The creation of the task force follows the July enactment of the Prescription Drug User Fee Act. The legislation includes the Generating Antibiotic Incentives Now Act, which offers pharmaceutical companies economic incentives to develop antibiotics. For instance, the measure extends the exclusivity period by five years for a new prescription drug that is a qualified infectious diseases product. Such a product is defined as an antibiotic drug for treating, detecting, preventing or identifying a qualifying pathogen.
A slowdown in drug development
In the United States, hospital-acquired infections kill about 90,000 people a year, according to the National Institute of Allergy and Infectious Diseases. That figure is up from about 13,300 deaths in 1992. More than 70% of the bacteria that cause these infections are resistant to at least one of the antibiotics used to treat them.
Contributing to resistance problems are patients who do not take antibiotics as prescribed and the misuse of the medications by health professionals. Such misuse is due, in part, to a lack of training on conserving antimicrobials, infectious diseases experts say.
Complicating matters is the significant slowdown in the development of new antibacterial drugs. Twenty-nine such medications were licensed between 1980 and 1989, according to the FDA. The number fell to 23 in the 1990s and dropped to nine between 2000 and 2009.
Just as concerning, experts say, are the limited number of potentially new antibiotics in research and development.
Contributing to the slowdown is the fact that antibiotics aren’t as profitable as other drugs, such as those for chronic diseases, because antibiotics are prescribed sparingly to prolong their use. There also are regulatory disincentives to developing the medications, including outdated strategies for evaluating the effectiveness of new antibacterials once they’re in development, said Robert Guidos, vice president of public policy and government relations at the Infectious Diseases Society of America.

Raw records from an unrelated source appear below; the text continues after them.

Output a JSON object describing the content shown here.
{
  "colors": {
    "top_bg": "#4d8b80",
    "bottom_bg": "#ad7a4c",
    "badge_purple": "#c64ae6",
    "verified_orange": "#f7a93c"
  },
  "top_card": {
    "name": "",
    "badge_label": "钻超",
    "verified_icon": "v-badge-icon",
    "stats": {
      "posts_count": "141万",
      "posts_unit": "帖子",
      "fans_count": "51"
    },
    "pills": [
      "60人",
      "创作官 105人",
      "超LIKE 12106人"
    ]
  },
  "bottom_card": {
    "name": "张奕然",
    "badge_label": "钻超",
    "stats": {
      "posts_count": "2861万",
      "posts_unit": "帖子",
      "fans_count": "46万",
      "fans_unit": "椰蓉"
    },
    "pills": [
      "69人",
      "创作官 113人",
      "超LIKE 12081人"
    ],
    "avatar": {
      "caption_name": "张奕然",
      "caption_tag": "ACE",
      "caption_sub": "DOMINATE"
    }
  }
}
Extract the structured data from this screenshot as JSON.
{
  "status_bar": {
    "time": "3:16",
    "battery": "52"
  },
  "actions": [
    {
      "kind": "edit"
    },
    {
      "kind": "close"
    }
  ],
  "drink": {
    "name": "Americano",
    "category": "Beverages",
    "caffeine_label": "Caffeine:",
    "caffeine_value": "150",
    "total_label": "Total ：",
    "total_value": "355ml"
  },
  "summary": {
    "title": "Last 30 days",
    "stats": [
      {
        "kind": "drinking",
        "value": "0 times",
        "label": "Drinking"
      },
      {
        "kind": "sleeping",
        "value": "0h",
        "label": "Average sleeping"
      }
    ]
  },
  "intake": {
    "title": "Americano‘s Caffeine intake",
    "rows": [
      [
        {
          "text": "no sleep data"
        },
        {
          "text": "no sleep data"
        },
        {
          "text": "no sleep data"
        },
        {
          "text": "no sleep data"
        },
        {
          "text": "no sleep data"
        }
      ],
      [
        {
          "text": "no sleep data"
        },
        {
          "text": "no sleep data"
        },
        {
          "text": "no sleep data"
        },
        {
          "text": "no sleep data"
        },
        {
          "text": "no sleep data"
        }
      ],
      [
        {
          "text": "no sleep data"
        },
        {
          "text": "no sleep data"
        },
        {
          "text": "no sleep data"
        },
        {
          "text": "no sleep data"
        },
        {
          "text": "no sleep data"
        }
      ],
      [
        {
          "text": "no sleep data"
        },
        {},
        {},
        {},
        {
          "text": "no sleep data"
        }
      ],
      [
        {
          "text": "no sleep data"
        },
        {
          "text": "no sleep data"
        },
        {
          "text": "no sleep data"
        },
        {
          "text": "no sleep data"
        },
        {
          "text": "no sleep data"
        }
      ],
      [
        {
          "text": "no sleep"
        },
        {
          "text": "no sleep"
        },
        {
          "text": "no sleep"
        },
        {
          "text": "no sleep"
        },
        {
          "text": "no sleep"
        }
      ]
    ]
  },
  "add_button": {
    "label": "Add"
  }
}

“The IDSA views [the task force] as an extremely positive development,” he said. “The task force is charged with coming up with new ideas to bring clarity to the regulatory pipeline and to create a feasible pathway” for approval of antibacterial drugs.
On the heels of the FDA’s announcement, a White House advisory body issued a report on Sept. 25 detailing a plan to double during the next decade the production of new drugs, including antibiotics, that go on the market each year for patients with serious diseases.
The report, developed by the President’s Council of Advisors on Science and Technology, identifies two needs related to drug discovery and development that must be addressed to advance innovation. One need is the creation of better methodologies and tools for scientists to translate basic biological insights into validated therapeutic targets. The other area to be addressed is inefficiency in clinical trials, the report said. The White House advisory body also recommends creating a public-private partnership to identify and plan actions to speed drug developments.
“The past quarter-century has seen tremendous progress in biomedical research. Still, the pace of new therapeutic development has not kept up with the explosion in scientific knowledge,” the advisory body wrote in a letter to President Obama. “The recommended actions [in the report] will advance the health of Americans, as well as economic growth for the nation.”